Each year since 2013, we have analysed the language of web content associated with .eu IDNs. The data set was 40 000 .eu IDNs (second level) and 1 900 .ею IDNs (top level).
Exclude those with no content downloaded
For 13 000 of the .eu IDNs and 1 500 of the .ею IDNs, no content was downloaded.
This left a set of 27 000 .eu IDNs and 400 .ею IDNs with active web content.
Second level IDNs under .eu
IDNs at the second level under .eu are supported in three scripts: Latin, Cyrillic and Greek.
In the data set of 40 000, there were 37 000 Latin script .eu domains, 1 100 Cyrillic, and 1 900 Greek script
Of the set of 27 000 .eu second level IDNs with active web content, 26 000 are Latin script, 600 Cyrillic script and 400 Greek script.
The rate of active web content is 70% for Latin script, 55% Cyrillic, and 21% Greek. has dropped across all scripts under the .eu second level IDN space since last year.
If we are correct in thinking that IDNs link strongly with associated languages, we would expect to see a high correlation between script and language (eg Greek content with Greek script domain names) and to see web content in languages for which IDNs are particularly relevant (eg German, French, Swedish).

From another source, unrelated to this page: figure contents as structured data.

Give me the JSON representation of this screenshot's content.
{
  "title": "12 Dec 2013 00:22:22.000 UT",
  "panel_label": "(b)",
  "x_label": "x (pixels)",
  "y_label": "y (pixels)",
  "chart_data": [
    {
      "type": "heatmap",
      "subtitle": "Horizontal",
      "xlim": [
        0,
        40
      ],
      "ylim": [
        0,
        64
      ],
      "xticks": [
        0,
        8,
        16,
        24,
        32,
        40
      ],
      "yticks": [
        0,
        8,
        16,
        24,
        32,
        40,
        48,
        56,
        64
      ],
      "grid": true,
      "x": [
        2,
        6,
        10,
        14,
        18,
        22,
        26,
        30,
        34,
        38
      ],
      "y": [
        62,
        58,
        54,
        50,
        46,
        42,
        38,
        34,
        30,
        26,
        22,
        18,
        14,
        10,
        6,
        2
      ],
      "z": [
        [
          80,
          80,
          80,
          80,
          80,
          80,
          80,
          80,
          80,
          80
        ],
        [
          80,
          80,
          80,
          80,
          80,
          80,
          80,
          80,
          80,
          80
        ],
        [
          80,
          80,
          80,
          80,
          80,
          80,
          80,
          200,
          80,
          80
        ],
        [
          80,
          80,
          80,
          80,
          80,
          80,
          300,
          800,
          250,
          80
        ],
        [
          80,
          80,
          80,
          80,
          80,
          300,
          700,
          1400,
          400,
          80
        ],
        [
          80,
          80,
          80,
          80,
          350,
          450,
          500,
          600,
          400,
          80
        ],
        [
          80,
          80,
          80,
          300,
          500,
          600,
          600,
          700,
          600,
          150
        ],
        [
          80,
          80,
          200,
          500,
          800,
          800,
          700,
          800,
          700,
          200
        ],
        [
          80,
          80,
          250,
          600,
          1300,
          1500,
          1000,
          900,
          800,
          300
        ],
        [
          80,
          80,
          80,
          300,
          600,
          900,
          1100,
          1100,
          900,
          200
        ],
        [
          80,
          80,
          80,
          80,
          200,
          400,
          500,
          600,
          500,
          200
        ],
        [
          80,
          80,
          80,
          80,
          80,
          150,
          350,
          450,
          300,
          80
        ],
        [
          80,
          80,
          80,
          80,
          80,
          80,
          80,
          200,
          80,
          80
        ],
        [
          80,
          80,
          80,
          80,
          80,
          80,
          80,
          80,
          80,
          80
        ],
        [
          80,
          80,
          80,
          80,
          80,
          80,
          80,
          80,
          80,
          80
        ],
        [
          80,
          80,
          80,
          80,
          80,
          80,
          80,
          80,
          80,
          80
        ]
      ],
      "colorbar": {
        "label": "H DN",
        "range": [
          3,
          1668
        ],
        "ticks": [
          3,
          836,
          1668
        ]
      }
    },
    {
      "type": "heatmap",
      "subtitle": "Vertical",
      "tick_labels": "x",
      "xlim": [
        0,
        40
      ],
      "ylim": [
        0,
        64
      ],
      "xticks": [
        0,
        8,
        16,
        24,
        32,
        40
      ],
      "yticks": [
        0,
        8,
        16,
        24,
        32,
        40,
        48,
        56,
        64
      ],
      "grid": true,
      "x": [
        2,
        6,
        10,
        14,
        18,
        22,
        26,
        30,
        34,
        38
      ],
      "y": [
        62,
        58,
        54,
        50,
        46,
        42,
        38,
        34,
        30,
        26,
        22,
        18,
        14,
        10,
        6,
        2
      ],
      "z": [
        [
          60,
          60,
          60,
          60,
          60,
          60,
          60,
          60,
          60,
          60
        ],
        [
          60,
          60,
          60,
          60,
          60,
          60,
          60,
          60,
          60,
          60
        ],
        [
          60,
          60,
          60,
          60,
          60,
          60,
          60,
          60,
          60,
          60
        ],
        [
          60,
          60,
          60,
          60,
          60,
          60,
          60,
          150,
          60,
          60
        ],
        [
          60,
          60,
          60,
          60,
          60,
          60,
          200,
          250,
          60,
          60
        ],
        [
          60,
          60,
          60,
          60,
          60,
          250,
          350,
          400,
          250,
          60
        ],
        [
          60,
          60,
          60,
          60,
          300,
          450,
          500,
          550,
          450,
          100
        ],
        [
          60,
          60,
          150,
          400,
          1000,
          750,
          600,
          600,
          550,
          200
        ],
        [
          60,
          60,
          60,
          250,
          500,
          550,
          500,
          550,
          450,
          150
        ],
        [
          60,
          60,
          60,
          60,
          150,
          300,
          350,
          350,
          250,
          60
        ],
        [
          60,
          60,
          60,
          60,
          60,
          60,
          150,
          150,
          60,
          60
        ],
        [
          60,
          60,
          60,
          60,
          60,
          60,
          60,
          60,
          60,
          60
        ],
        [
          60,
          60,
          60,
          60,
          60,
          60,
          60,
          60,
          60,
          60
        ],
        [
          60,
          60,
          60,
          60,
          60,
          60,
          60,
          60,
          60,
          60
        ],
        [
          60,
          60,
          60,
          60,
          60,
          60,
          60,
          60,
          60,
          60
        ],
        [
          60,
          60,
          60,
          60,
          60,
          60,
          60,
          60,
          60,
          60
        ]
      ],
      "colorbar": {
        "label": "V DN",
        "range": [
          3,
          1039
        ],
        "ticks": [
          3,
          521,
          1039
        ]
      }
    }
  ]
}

Because the .eu domain is associated with the European Union and three countries of the European Economic Area (Iceland, Liechtenstein and Norway), and has a residency requirement, we would not expect to see many non-European languages (eg Chinese, Korean) featuring in the language analysis.
Languages cluster around relevant scripts
As with the larger data set, clear patterns emerge within the .eu data.
Domain name script is an accurate signal of website language
Bulgarian and Russian language websites are associated with Cyrillic script domains and not with Greek or Latin script domains (apart from a single Russian language website associated with a Latin script IDN); Greek language websites are only associated with Greek script domains. An array of European languages are associated with Latin script IDNs, with German language making up 40% of websites. These results are broadly consistent year on year.
The small sample sizes for Cyrillic and Greek mean that relatively small differences in numbers can result in large percentages. For example, of the 5% of “other” languages in the Greek script IDNs, none have more than 3 websites. As with the larger data set, English performs strongly across all three scripts reflecting its popularity as a second language among Internet users.